Census collectors leaving the Tasmanian office on 28 July 2006 to start the delivery phase of the 2006 Census of Population and Housing
A range of different approaches were used to reach different population groups, including ethnic communities, truck drivers on the road on census night, ‘grey nomads’ holidaying in northern Australia, and the homeless.
‘Information collected from the census helps charities and community organisations as well as government and business to identify the people and the places in Australia most in need of resources and support. Every five years the census gives us a snapshot of our country that helps us to evaluate our recent efforts in making Australia a fairer and better place.’
Father Chris Riley, Youth off the Streets
People living in Indigenous communities were counted using a specially designed census form suitable for use by interviewers. Because of the large distances that had to be covered, and the need to adapt to local cultural and other events, enumeration in these communities commenced, in some cases, before census night and continued throughout August.
Some of the newest Australians who just made the count in the 2006 Census of Population and Housing
A special simplified form was also used to enumerate people sleeping outside, and in some areas, homeless people themselves were engaged as collectors to undertake the count. Extensive promotion of the census was also undertaken in various ethnic communities, and interpreter services were provided. One of the advantages of the eCensus was that many disabled people could, for the first time, complete the census form themselves. In addition, a range of census information was provided in braille and audio form.
The 2006 Census form was the longest census form since the 1976 Census, with sixty questions asked of each household compared to fifty in 2001. In 2006, several additional sets of questions were asked. These included questions on the need for assistance (a measure of disability), and on voluntary and unpaid work. A question on access to the internet was also asked of each household, and replaced the question on the use of the internet asked of each person in the 2001 Census. In addition, the 2006 Census sought information from females aged over fifteen years about the number of children ever born to them. This question is important for fertility analysis and for estimating the future population. It has been asked in every second census.
‘For the first time ever in an Australian Census, questions are asked about unpaid caring work for people with disabilities, mental illness or who are frail-aged.
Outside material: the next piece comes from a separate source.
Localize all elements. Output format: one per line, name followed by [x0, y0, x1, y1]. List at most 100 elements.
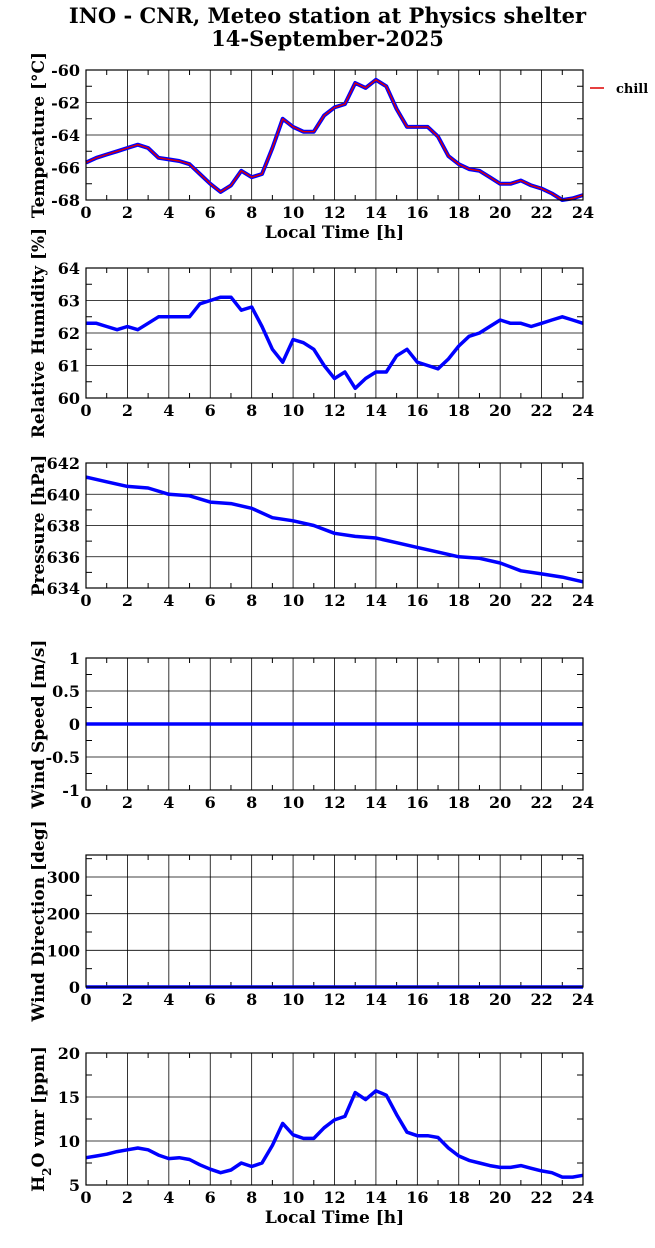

Unpaid caring work is so vital to our community that it is important we know exactly how many carers are out there. That way, better services and supports can be planned.’
Census processing was undertaken at a centralised site in Melbourne by a staff that peaked at around 900. Processing involved the electronic scanning of the forms, data repair, and automatic coding of responses. Images of the responses that could not be automatically coded were examined by clerical staff to determine the appropriate code, which was then added to the electronic computer file. Quality assurance checks were undertaken, of both the automated and manual processes.
As for the 2001 Census, for those people who agreed to have their name identified, their census information was retained by the National Archives of Australia, and the images of the census forms were transferred to microfilm for release after ninety-nine years. In August 2105 this information will be publicly released and will be available to historians and genealogists for study. It will also be available to the descendants of those agreeing to have information retained in the Census Time Capsule. It will provide a valuable insight into how Australians lived at the beginning of the twenty-first century.
The first release of data on 27 June 2007 included a large amount of information about Australia, with much more to come over the next twelve months. The data in this release reveals important changes occurring in Australian society, including: further ageing of the population; increasing cultural diversity, with English slightly less likely to be the language spoken at home; families more likely to be buying their own homes; and a decline in the number of family households, with more people living alone.
‘Accurate information about the cultural background of Australians and the range of languages that we speak is essential. Planning and funding for services that can properly meet the needs of all Australians cannot happen without it.’
Federation of Ethnic Communities Council of Australia
Data from the 2006 Census will be largely disseminated in electronic format through the internet. The ABS census dissemination system has been completely redesigned for the 2006 Census and now incorporates a wide range of searching and mapping facilities. These facilities were progressively made available to the public, with 2001 Census data being made available in advance of the release of the 2006 Census data.